Security
Security capstone: threat-model and harden a web app
Reading about seams is not the same as closing them in a running system. Take a small but realistic web app — login, sessions, an account API, third-party sign-in, a few dependencies — threat-model the whole flow, then harden every layer the track covered and prove each fix with a concrete before/after. This is the audit a senior runs before a launch.
Turn the whole track into one repeatable engineering loop: threat-model a sensitive request end to end, find the seams between correct-looking controls, harden authentication, authorization, token handling, CSRF, password storage, secrets, and the supply chain — and verify each control with evidence, not assertion.
Take a small full-stack web app with login, session auth, a per-user resource API, and at least one OAuth/OIDC sign-in (your own, a deliberately-vulnerable starter like OWASP Juice Shop, or the scaffold below) and produce a threat model plus a hardened build that composes every security-track control — proving each fix with a concrete demonstration.
- The threat-model document maps each control to an OWASP category and explicitly names at least three seams between correct-looking layers (e.g. AuthN-without-AuthZ, HttpOnly-without-CSRF-token, strong-hash-without-rate-limit).
- A demo (script, test, or recording) shows the hardened app: a forged/unsigned JWT rejected, an IDOR attempt denied, a cross-site state-changing request blocked, and a login brute-force throttled — each with the before (vulnerable) behaviour next to the after.
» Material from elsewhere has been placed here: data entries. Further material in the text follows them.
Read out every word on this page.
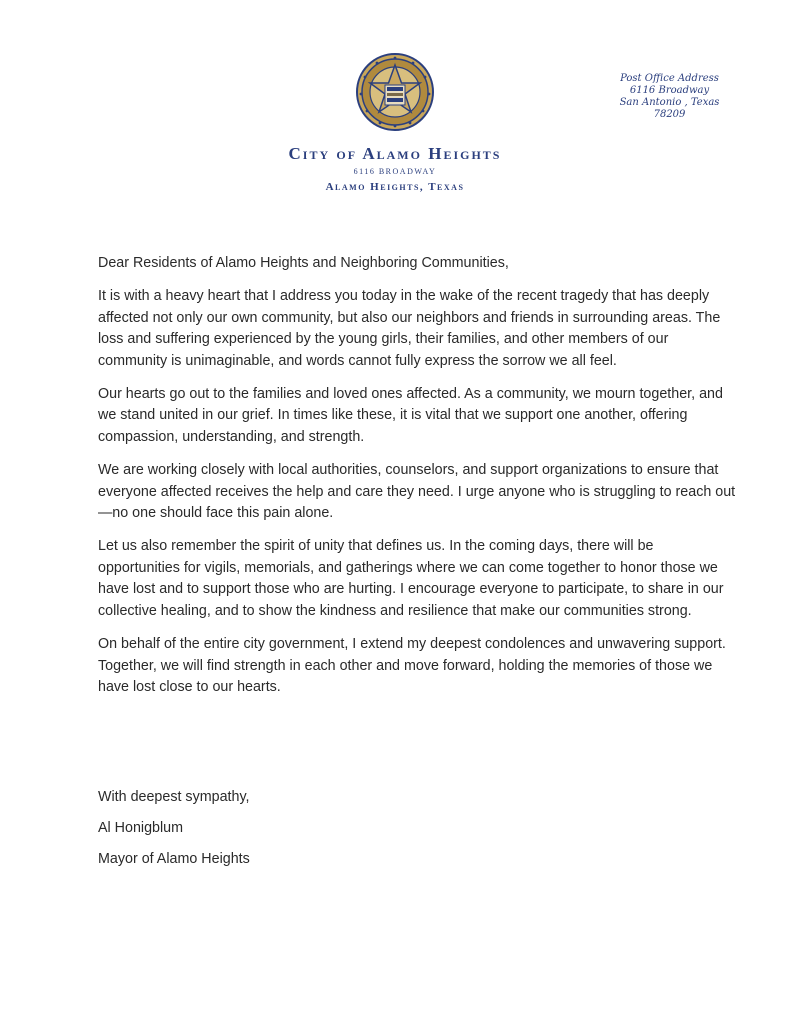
Post Office Address
6116 Broadway
San Antonio , Texas
78209
City of Alamo Heights
6116 BROADWAY
Alamo Heights, Texas

Dear Residents of Alamo Heights and Neighboring Communities,

It is with a heavy heart that I address you today in the wake of the recent tragedy that has deeply affected not only our own community, but also our neighbors and friends in surrounding areas. The loss and suffering experienced by the young girls, their families, and other members of our community is unimaginable, and words cannot fully express the sorrow we all feel.

Our hearts go out to the families and loved ones affected. As a community, we mourn together, and we stand united in our grief. In times like these, it is vital that we support one another, offering compassion, understanding, and strength.

We are working closely with local authorities, counselors, and support organizations to ensure that everyone affected receives the help and care they need. I urge anyone who is struggling to reach out—no one should face this pain alone.

Let us also remember the spirit of unity that defines us. In the coming days, there will be opportunities for vigils, memorials, and gatherings where we can come together to honor those we have lost and to support those who are hurting. I encourage everyone to participate, to share in our collective healing, and to show the kindness and resilience that make our communities strong.

On behalf of the entire city government, I extend my deepest condolences and unwavering support. Together, we will find strength in each other and move forward, holding the memories of those we have lost close to our hearts.

With deepest sympathy,
Al Honigblum
Mayor of Alamo Heights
- git log / a secret scan over history shows no live credentials remain in the repo, and the rotation of any previously-committed secret is documented.
- npm audit (or equivalent) plus a committed lockfile and generated SBOM are present; a written note explains how the registry precedence defends against dependency confusion.
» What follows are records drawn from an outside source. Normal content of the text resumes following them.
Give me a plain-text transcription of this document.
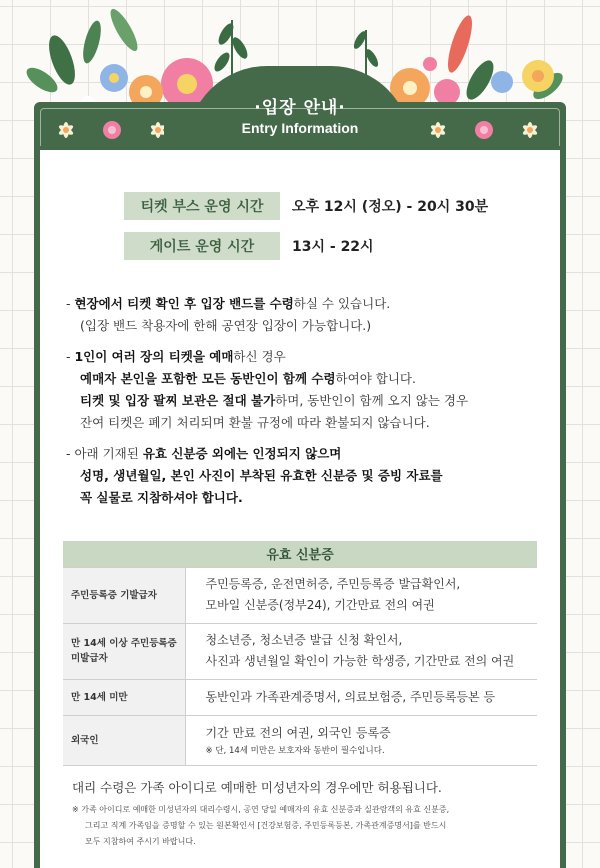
·입장 안내·
Entry Information
티켓 부스 운영 시간	오후 12시 (정오) - 20시 30분
게이트 운영 시간	13시 - 22시

- 현장에서 티켓 확인 후 입장 밴드를 수령하실 수 있습니다.

(입장 밴드 착용자에 한해 공연장 입장이 가능합니다.)

- 1인이 여러 장의 티켓을 예매하신 경우

예매자 본인을 포함한 모든 동반인이 함께 수령하여야 합니다.

티켓 및 입장 팔찌 보관은 절대 불가하며, 동반인이 함께 오지 않는 경우

잔여 티켓은 폐기 처리되며 환불 규정에 따라 환불되지 않습니다.

- 아래 기재된 유효 신분증 외에는 인정되지 않으며

성명, 생년월일, 본인 사진이 부착된 유효한 신분증 및 증빙 자료를

꼭 실물로 지참하셔야 합니다.

유효 신분증	
주민등록증 기발급자	주민등록증, 운전면허증, 주민등록증 발급확인서,
모바일 신분증(정부24), 기간만료 전의 여권

만 14세 이상 주민등록증 미발급자	청소년증, 청소년증 발급 신청 확인서,
사진과 생년월일 확인이 가능한 학생증, 기간만료 전의 여권

만 14세 미만	동반인과 가족관계증명서, 의료보험증, 주민등록등본 등

외국인	기간 만료 전의 여권, 외국인 등록증
※ 단, 14세 미만은 보호자와 동반이 필수입니다.
대리 수령은 가족 아이디로 예매한 미성년자의 경우에만 허용됩니다.
※ 가족 아이디로 예매한 미성년자의 대리수령시, 공연 당일 예매자의 유효 신분증과 실관람객의 유효 신분증,
그리고 직계 가족임을 증명할 수 있는 원본확인서 [건강보험증, 주민등록등본, 가족관계증명서]를 반드시
모두 지참하여 주시기 바랍니다.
- A one-page write-up names, for each layer, the control applied and the seam it closes — framed as the threat model, not a checklist.
- Add an on-call security runbook: how to triage a suspected token theft, an IDOR report, a leaked-secret alert, and a malicious-dependency advisory — with the first containment step for each.
- Add refresh-token rotation with reuse detection, and demonstrate that replaying a rotated refresh token invalidates the session family.
- Add an SSRF guard to any server-side fetch (allowlist outbound hosts, block link-local/metadata ranges) and demonstrate a blocked request to a cloud-metadata endpoint.
- Wire the whole audit into CI as gates: a SAST/dependency-scan job, a secret scanner, and an authz test suite that fails the build if an endpoint is reachable without an ownership check.
This is the audit you run before any real launch: threat-model one sensitive request end to end, then harden every layer the track covered — pin the token’s algorithm and validate iss/aud/exp, enforce object-level deny-by-default authorization, compose HttpOnly + SameSite + a CSRF token and kill XSS at the source, store passwords in a slow salted KDF behind a rate limit, pull every secret out of the repo and rotate what leaked, and lock down the install step against dependency confusion. The discipline is the same throughout: the breach lives in the seam between two correct-looking controls, so you compose them deliberately, apply least privilege to bound the blast radius, and prove each fix with evidence rather than assertion. Doing it once on a small app makes the production version muscle memory.